IMDB 的 Web 抓取无法检索所需的列

Web scraping for IMDB unable to retrieve desired columns

我试过在 IMDB 网站上进行网页抓取。我正在寻找 Top 50 Horror Movies。我想 抓取 the movie nameratingdirector namegenreruntime.

我检查了电影名称的元素

检查评级和导演姓名的元素

检查运行时元素、流派

我在检查了这些元素的标题、导演姓名、评级、运行时、类型后编写了代码。

headers = {"User-Agent":"Mozilla/5.0 (Windows NT 10.0; WOW64) AppleWebKit/537.36 (KHTML, like Gecko) Chrome/88.0.4324.182 Safari/537.36", "Accept-Encoding":"gzip, deflate", "Accept":"text/html,application/xhtml+xml,application/xml;q=0.9,*/*;q=0.8", "DNT":"1","Connection":"close", "Upgrade-Insecure-Requests":"1"}
my_url = 'https://www.imdb.com/search/title/?genres=horror&title_type=feature&explore=genres'
#r = requests.get(my_url, headers=headers)#, proxies=proxies)
request=urllib.request.Request(my_url,None,headers)
response = urllib.request.urlopen(request)
page_html = response.read()
page_soup = BeautifulSoup(page_html,"html.parser")
page_soup.h1
page_soup.body.span
containers = page_soup.findAll("div",{"class":"lister-item mode-advanced"})
print(len(containers))

for container in containers:
  title=container.findAll("a",{"class": "lister-item-index unbold-text-primary"})
  rating = container.findAll("div",{"class":"inline-block.ratings-imdb-rating"})
  duration = container.findAll("span",{"class":"runtime"})
  genre = container.findAll("span",{"class":"genre"})
  director = container.findAll("p",{"class":"text-muted"})

print(title)
print(rating)
print(duration)
print(genre)
print(director) 

但是,我的代码无法检索这些属性。

输出:

50
[]
[]
[<span class="runtime">90 min</span>]
[<span class="genre">
Horror, Mystery, Thriller            </span>]
[<p class="text-muted ">
<span class="runtime">90 min</span>
<span class="ghost">|</span>
<span class="genre">
Horror, Mystery, Thriller            </span>
</p>, <p class="text-muted">
    A decades-old folk tale surrounding a deranged murderer killing those who celebrate Valentine's Day turns out to be true to legend when a group defies the killer's order and people start turning up dead.</p>]

如果有人能帮助我找出我丢失的东西,那将会很有帮助。

您没有正确处理列表。必须更具体地说明标签和搜索数据的方法。并将 findall 更改为 find.
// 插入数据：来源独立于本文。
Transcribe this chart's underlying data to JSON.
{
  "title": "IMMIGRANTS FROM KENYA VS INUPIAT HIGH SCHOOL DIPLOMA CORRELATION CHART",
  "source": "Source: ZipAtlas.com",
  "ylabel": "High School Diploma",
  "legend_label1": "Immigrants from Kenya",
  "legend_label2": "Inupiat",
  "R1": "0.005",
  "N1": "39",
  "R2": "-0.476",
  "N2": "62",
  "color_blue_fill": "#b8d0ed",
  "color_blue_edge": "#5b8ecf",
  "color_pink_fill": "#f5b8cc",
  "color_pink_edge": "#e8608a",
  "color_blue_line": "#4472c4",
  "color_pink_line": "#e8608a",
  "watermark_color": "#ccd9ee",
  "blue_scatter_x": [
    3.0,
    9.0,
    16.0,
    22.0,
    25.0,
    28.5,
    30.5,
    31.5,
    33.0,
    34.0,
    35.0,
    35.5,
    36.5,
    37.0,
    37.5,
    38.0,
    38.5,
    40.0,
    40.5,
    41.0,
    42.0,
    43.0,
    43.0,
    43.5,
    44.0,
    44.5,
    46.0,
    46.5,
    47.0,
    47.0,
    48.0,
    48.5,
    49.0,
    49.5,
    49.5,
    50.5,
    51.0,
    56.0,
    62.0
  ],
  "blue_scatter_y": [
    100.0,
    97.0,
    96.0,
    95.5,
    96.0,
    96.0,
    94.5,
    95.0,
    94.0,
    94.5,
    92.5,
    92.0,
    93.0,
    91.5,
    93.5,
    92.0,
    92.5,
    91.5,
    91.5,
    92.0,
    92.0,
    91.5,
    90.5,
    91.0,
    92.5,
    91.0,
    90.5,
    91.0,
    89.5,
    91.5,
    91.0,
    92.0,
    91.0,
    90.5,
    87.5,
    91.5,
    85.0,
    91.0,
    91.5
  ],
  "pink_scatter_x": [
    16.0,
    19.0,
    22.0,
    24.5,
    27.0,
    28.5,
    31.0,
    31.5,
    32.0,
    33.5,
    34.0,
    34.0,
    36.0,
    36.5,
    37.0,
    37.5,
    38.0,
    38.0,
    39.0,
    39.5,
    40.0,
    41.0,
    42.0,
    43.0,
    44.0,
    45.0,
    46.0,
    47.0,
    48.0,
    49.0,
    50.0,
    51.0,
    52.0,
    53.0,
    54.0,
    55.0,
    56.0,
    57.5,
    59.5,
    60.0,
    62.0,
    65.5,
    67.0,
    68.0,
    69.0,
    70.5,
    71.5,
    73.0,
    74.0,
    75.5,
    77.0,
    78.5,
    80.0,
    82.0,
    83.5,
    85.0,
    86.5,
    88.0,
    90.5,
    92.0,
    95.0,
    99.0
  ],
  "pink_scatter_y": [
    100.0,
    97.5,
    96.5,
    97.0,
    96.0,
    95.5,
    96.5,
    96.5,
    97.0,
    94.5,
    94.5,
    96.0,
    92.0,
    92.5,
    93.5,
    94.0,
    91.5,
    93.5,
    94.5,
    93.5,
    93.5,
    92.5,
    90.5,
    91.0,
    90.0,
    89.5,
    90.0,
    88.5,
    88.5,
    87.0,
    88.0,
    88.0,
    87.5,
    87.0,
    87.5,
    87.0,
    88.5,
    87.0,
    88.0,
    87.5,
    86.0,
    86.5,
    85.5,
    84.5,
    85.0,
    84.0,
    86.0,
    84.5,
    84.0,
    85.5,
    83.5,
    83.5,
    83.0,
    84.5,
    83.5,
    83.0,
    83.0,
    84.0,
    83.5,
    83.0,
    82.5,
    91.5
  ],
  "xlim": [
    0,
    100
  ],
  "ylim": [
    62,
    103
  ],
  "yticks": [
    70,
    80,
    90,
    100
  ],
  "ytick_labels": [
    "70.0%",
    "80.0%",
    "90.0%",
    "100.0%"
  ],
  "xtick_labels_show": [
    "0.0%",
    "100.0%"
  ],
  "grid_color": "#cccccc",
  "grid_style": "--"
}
headers = {"User-Agent":"Mozilla/5.0 (Windows NT 10.0; WOW64) AppleWebKit/537.36 (KHTML, like Gecko) Chrome/88.0.4324.182 Safari/537.36", "Accept-Encoding":"gzip, deflate", "Accept":"text/html,application/xhtml+xml,application/xml;q=0.9,*/*;q=0.8", "DNT":"1","Connection":"close", "Upgrade-Insecure-Requests":"1"}
my_url = 'https://www.imdb.com/search/title/?genres=horror&title_type=feature&explore=genres'
page = requests.get(my_url, headers=headers)
page_soup = BeautifulSoup(page.text,"html.parser")
for container in containers:
  print(container.find("a", href=re.compile('adv_li_tt')).text)
  print(container.find("strong").text)
  print(container.find("span",{"class":"runtime"}).text)
  print(container.find("span",{"class":"genre"}).text.strip())
  print(container.find('a', href=re.compile('adv_li_dr_0')).text)
  print('\n')

输出

Wrong Turn
5.4
109 min
Horror, Thriller
Mike P. Nelson


Willy's Wonderland
5.7
88 min
Action, Comedy, Horror
Kevin Lewis


Red Dot
5.5
86 min
Drama, Horror, Thriller
Alain Darborg

HTML就像一个树状结构。您想要找到父节点,然后遍历这些节点以获取其中的内容。这个网站非常适合练习。 Director 是唯一棘手的部分,因为它在 <p> 标签中,但没有属性来区分它。所以你需要做一点逻辑来得到它。 (请注意,您可以使用正则表达式来查找它,但由于您正在学习,所以想向您展示一个循环)。我还附上了图片,这样您就可以看到我从哪里获得这些标签和属性:

import requests
from bs4 import BeautifulSoup


headers = {"User-Agent":"Mozilla/5.0 (Windows NT 10.0; WOW64) AppleWebKit/537.36 (KHTML, like Gecko) Chrome/88.0.4324.182 Safari/537.36", "Accept-Encoding":"gzip, deflate", "Accept":"text/html,application/xhtml+xml,application/xml;q=0.9,*/*;q=0.8", "DNT":"1","Connection":"close", "Upgrade-Insecure-Requests":"1"}
my_url = 'https://www.imdb.com/search/title/?genres=horror&title_type=feature&explore=genres'

response = requests.get(my_url, headers=headers)
page_html = response.text
page_soup = BeautifulSoup(page_html,"html.parser")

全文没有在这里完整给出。